Publié le par Alexandra

Samedi sur M6 l'émission 66 minutes traitait des objecteurs de croissance, des hommes et des femmes qui refusent la société de consommation et qui considèrent que" leur carte bleue est plus efficace que leur vote".

En effet en consommant différemment , ils boycottent le système . Dans ce reportage on découvrait une maman de Montreuil qui visite une cantine scolaire en tant que déléguée des parents et déplorant que" tout soit calibré au point d'oublier le goût...". Elle a décidé de faire autrement.

Avec d'autres parents, ils font manger à tour de rôle leurs enfants. Ils les nourissent avec des produits locaux, de saison achetés chez un agriculteur qu'ils paient à l'année.

70 familles ont passé un contrat avec cet agriculteur, le coût de chaque repas leur revient à cinq euros par jour et par enfant.

Cette émission nous faisait aussi découvrir un jeune homme qui construit comme beaucoup d'autres sa maison écologique ...et son voisin trouvant ce geste trop symbolique au regard des choix de vie du plus
grand nombre.

Evidemment, il y a de plus en plus de reportages TV, radio, écrit qui parlent de ces nouveaux consommateurs. Ils apparaissent toujours sereins et organisent leur vie avec tellement de bon sens.
Et pourtant ça n'est pas à la portée de tout le monde.

Toutes les mamans ne peuvent pas pas s'occuper de leurs petits à midi et tous les couples ne peuvent pas construire leurs maisons écologiques ou pas d'ailleurs.

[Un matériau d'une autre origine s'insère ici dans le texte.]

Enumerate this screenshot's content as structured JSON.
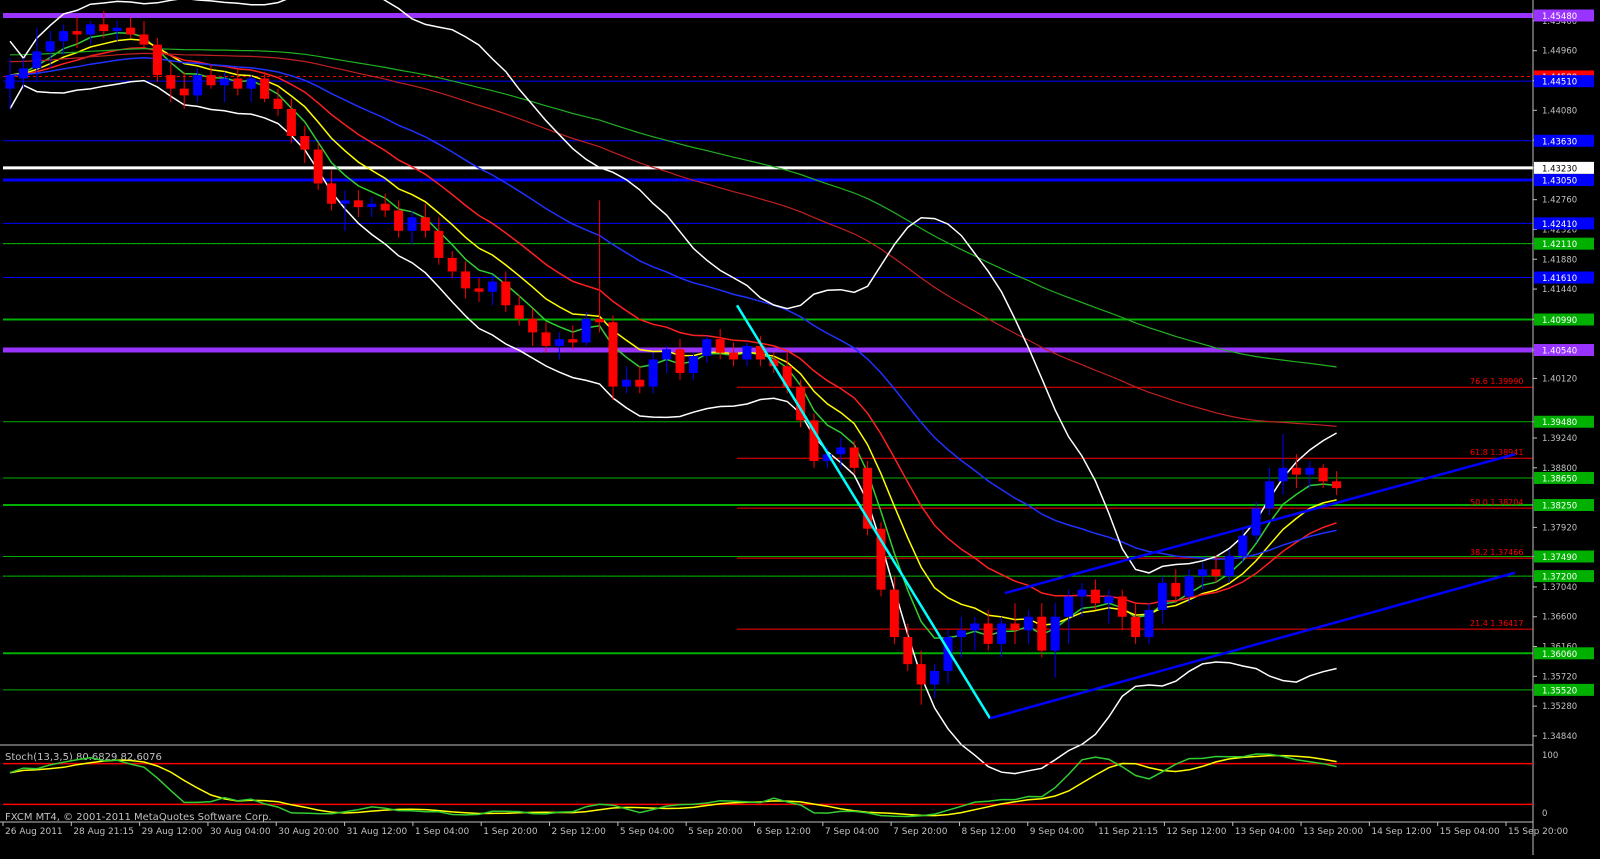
{
  "platform": {
    "watermark": "FXCM MT4, © 2001-2011 MetaQuotes Software Corp."
  },
  "colors": {
    "background": "#000000",
    "bull_candle": "#0000ff",
    "bear_candle": "#ff0000",
    "purple_level": "#9933ff",
    "blue_level": "#0000ff",
    "green_level": "#00b000",
    "white_level": "#ffffff",
    "fib_line": "#ff0000",
    "trendline_cyan": "#00ffff",
    "channel_blue": "#0000ff",
    "stoch_main": "#32cd32",
    "stoch_signal": "#ffff00"
  },
  "chart_data": [
    {
      "type": "candlestick",
      "grid": false,
      "ylim": [
        1.3475,
        1.4565
      ],
      "price_ticks": [
        "1.45400",
        "1.44960",
        "1.44520",
        "1.44080",
        "1.43640",
        "1.43230",
        "1.42760",
        "1.42320",
        "1.41880",
        "1.41440",
        "1.40990",
        "1.40540",
        "1.40120",
        "1.39480",
        "1.39240",
        "1.38800",
        "1.37920",
        "1.37490",
        "1.37040",
        "1.36600",
        "1.36160",
        "1.35720",
        "1.35280",
        "1.34840"
      ],
      "time_labels": [
        "26 Aug 2011",
        "28 Aug 21:15",
        "29 Aug 12:00",
        "30 Aug 04:00",
        "30 Aug 20:00",
        "31 Aug 12:00",
        "1 Sep 04:00",
        "1 Sep 20:00",
        "2 Sep 12:00",
        "5 Sep 04:00",
        "5 Sep 20:00",
        "6 Sep 12:00",
        "7 Sep 04:00",
        "7 Sep 20:00",
        "8 Sep 12:00",
        "9 Sep 04:00",
        "11 Sep 21:15",
        "12 Sep 12:00",
        "13 Sep 04:00",
        "13 Sep 20:00",
        "14 Sep 12:00",
        "15 Sep 04:00",
        "15 Sep 20:00"
      ],
      "candles": [
        [
          1.444,
          1.4485,
          1.441,
          1.446
        ],
        [
          1.4455,
          1.4485,
          1.444,
          1.447
        ],
        [
          1.447,
          1.453,
          1.445,
          1.4495
        ],
        [
          1.4495,
          1.4525,
          1.447,
          1.451
        ],
        [
          1.451,
          1.4535,
          1.449,
          1.4525
        ],
        [
          1.4525,
          1.4545,
          1.45,
          1.452
        ],
        [
          1.452,
          1.454,
          1.4505,
          1.4535
        ],
        [
          1.4535,
          1.4555,
          1.4515,
          1.4525
        ],
        [
          1.4525,
          1.454,
          1.451,
          1.453
        ],
        [
          1.453,
          1.4545,
          1.4515,
          1.452
        ],
        [
          1.452,
          1.454,
          1.45,
          1.4505
        ],
        [
          1.4505,
          1.4515,
          1.445,
          1.446
        ],
        [
          1.446,
          1.448,
          1.442,
          1.444
        ],
        [
          1.444,
          1.4465,
          1.441,
          1.443
        ],
        [
          1.443,
          1.447,
          1.442,
          1.446
        ],
        [
          1.446,
          1.4475,
          1.444,
          1.4445
        ],
        [
          1.4445,
          1.4465,
          1.442,
          1.4455
        ],
        [
          1.4455,
          1.447,
          1.443,
          1.444
        ],
        [
          1.444,
          1.446,
          1.442,
          1.4455
        ],
        [
          1.4455,
          1.4465,
          1.442,
          1.4425
        ],
        [
          1.4425,
          1.444,
          1.44,
          1.441
        ],
        [
          1.441,
          1.4425,
          1.436,
          1.437
        ],
        [
          1.437,
          1.4385,
          1.433,
          1.435
        ],
        [
          1.435,
          1.436,
          1.429,
          1.43
        ],
        [
          1.43,
          1.432,
          1.426,
          1.427
        ],
        [
          1.427,
          1.429,
          1.423,
          1.4275
        ],
        [
          1.4275,
          1.429,
          1.425,
          1.4265
        ],
        [
          1.4265,
          1.428,
          1.425,
          1.427
        ],
        [
          1.427,
          1.4285,
          1.425,
          1.426
        ],
        [
          1.426,
          1.4275,
          1.422,
          1.423
        ],
        [
          1.423,
          1.426,
          1.421,
          1.425
        ],
        [
          1.425,
          1.427,
          1.422,
          1.423
        ],
        [
          1.423,
          1.425,
          1.418,
          1.419
        ],
        [
          1.419,
          1.42,
          1.416,
          1.417
        ],
        [
          1.417,
          1.4185,
          1.413,
          1.4145
        ],
        [
          1.4145,
          1.416,
          1.4125,
          1.414
        ],
        [
          1.414,
          1.4165,
          1.412,
          1.4155
        ],
        [
          1.4155,
          1.417,
          1.411,
          1.412
        ],
        [
          1.412,
          1.4135,
          1.409,
          1.41
        ],
        [
          1.41,
          1.4115,
          1.406,
          1.408
        ],
        [
          1.408,
          1.4095,
          1.405,
          1.406
        ],
        [
          1.406,
          1.408,
          1.404,
          1.407
        ],
        [
          1.407,
          1.409,
          1.4055,
          1.4065
        ],
        [
          1.4065,
          1.411,
          1.406,
          1.41
        ],
        [
          1.41,
          1.4275,
          1.408,
          1.4095
        ],
        [
          1.4095,
          1.4105,
          1.398,
          1.4
        ],
        [
          1.4,
          1.403,
          1.399,
          1.401
        ],
        [
          1.401,
          1.403,
          1.399,
          1.4
        ],
        [
          1.4,
          1.405,
          1.399,
          1.404
        ],
        [
          1.404,
          1.406,
          1.402,
          1.4055
        ],
        [
          1.4055,
          1.407,
          1.401,
          1.402
        ],
        [
          1.402,
          1.405,
          1.401,
          1.4045
        ],
        [
          1.4045,
          1.4075,
          1.4035,
          1.407
        ],
        [
          1.407,
          1.4085,
          1.404,
          1.405
        ],
        [
          1.405,
          1.4065,
          1.403,
          1.404
        ],
        [
          1.404,
          1.4065,
          1.403,
          1.406
        ],
        [
          1.406,
          1.4075,
          1.403,
          1.404
        ],
        [
          1.404,
          1.405,
          1.402,
          1.403
        ],
        [
          1.403,
          1.405,
          1.399,
          1.4
        ],
        [
          1.4,
          1.401,
          1.394,
          1.395
        ],
        [
          1.395,
          1.396,
          1.388,
          1.389
        ],
        [
          1.389,
          1.391,
          1.388,
          1.39
        ],
        [
          1.39,
          1.3925,
          1.388,
          1.391
        ],
        [
          1.391,
          1.392,
          1.387,
          1.388
        ],
        [
          1.388,
          1.389,
          1.378,
          1.379
        ],
        [
          1.379,
          1.38,
          1.369,
          1.37
        ],
        [
          1.37,
          1.372,
          1.362,
          1.363
        ],
        [
          1.363,
          1.365,
          1.358,
          1.359
        ],
        [
          1.359,
          1.361,
          1.353,
          1.356
        ],
        [
          1.356,
          1.359,
          1.354,
          1.358
        ],
        [
          1.358,
          1.364,
          1.356,
          1.363
        ],
        [
          1.363,
          1.366,
          1.36,
          1.364
        ],
        [
          1.364,
          1.366,
          1.361,
          1.365
        ],
        [
          1.365,
          1.367,
          1.361,
          1.362
        ],
        [
          1.362,
          1.366,
          1.36,
          1.365
        ],
        [
          1.365,
          1.368,
          1.362,
          1.364
        ],
        [
          1.364,
          1.367,
          1.362,
          1.366
        ],
        [
          1.366,
          1.368,
          1.36,
          1.361
        ],
        [
          1.361,
          1.368,
          1.357,
          1.366
        ],
        [
          1.366,
          1.37,
          1.362,
          1.369
        ],
        [
          1.369,
          1.371,
          1.366,
          1.37
        ],
        [
          1.37,
          1.3715,
          1.367,
          1.368
        ],
        [
          1.368,
          1.37,
          1.365,
          1.369
        ],
        [
          1.369,
          1.37,
          1.364,
          1.366
        ],
        [
          1.366,
          1.368,
          1.362,
          1.363
        ],
        [
          1.363,
          1.368,
          1.362,
          1.367
        ],
        [
          1.367,
          1.372,
          1.365,
          1.371
        ],
        [
          1.371,
          1.373,
          1.368,
          1.369
        ],
        [
          1.369,
          1.373,
          1.368,
          1.372
        ],
        [
          1.372,
          1.374,
          1.37,
          1.373
        ],
        [
          1.373,
          1.375,
          1.371,
          1.372
        ],
        [
          1.372,
          1.376,
          1.371,
          1.375
        ],
        [
          1.375,
          1.379,
          1.374,
          1.378
        ],
        [
          1.378,
          1.383,
          1.377,
          1.382
        ],
        [
          1.382,
          1.388,
          1.381,
          1.386
        ],
        [
          1.386,
          1.393,
          1.384,
          1.388
        ],
        [
          1.388,
          1.39,
          1.385,
          1.387
        ],
        [
          1.387,
          1.389,
          1.385,
          1.388
        ],
        [
          1.388,
          1.3885,
          1.385,
          1.386
        ],
        [
          1.386,
          1.3875,
          1.384,
          1.385
        ]
      ],
      "right_axis_tags": [
        {
          "price": "1.45480",
          "color": "#9933ff"
        },
        {
          "price": "1.44580",
          "color": "#ff0000"
        },
        {
          "price": "1.44510",
          "color": "#0000ff"
        },
        {
          "price": "1.43630",
          "color": "#0000ff"
        },
        {
          "price": "1.43230",
          "color": "#ffffff"
        },
        {
          "price": "1.43050",
          "color": "#0000ff"
        },
        {
          "price": "1.42410",
          "color": "#0000ff"
        },
        {
          "price": "1.42110",
          "color": "#00b000"
        },
        {
          "price": "1.41610",
          "color": "#0000ff"
        },
        {
          "price": "1.40990",
          "color": "#00b000"
        },
        {
          "price": "1.40540",
          "color": "#9933ff"
        },
        {
          "price": "1.39480",
          "color": "#00b000"
        },
        {
          "price": "1.38650",
          "color": "#00b000"
        },
        {
          "price": "1.38250",
          "color": "#00b000"
        },
        {
          "price": "1.37490",
          "color": "#00b000"
        },
        {
          "price": "1.37200",
          "color": "#00b000"
        },
        {
          "price": "1.36060",
          "color": "#00b000"
        },
        {
          "price": "1.35520",
          "color": "#00b000"
        }
      ],
      "fibonacci": [
        {
          "level": "76.6",
          "price": "1.39990"
        },
        {
          "level": "61.8",
          "price": "1.38941"
        },
        {
          "level": "50.0",
          "price": "1.38204"
        },
        {
          "level": "38.2",
          "price": "1.37466"
        },
        {
          "level": "21.4",
          "price": "1.36417"
        }
      ]
    },
    {
      "type": "line",
      "title": "Stoch(13,3,5) 80.6829 82.6076",
      "ylim": [
        0,
        100
      ],
      "levels": [
        80,
        20
      ],
      "axis_labels": [
        "100",
        "0"
      ]
    }
  ]
}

C'est donc bien les institutions qui doivent amener une grosse partie des réponses, dans les achats par exemple et dans les comportements que ces achats vont induire. Mais peut on acheter pour les écoles, les maisons de retraites de la nourriture de saison et locales, y a t il assez d'agriculteurs pour faire face à la demande? à quel prix?A-ton les équipements nécessaires dans les dits établissements ? ET et , et..... quid des emplois dans les entreprises de restauratioin collective?
C'est bien là la question abordée par nicolas Hulot , lester Gordon et tant d'autres : il faut réformer l'économie, adapter les emplois aux nouvelles demandes, organiser la formation des salariés ...il faut surtout ne plus attendre ne pas rester sur des positions conservatrices au risque de choquer....

C'est la crise et avec elle le risque certain de perte de milliers d'emplois partout .
Et pourtant je pense que cette crise ne doit en aucune manière nous interdire d'organiser des tables rondes sur cette économie verte que nous devons accompagner....
L'economie verte ne peut pas se faire sans remise en question douloureuse.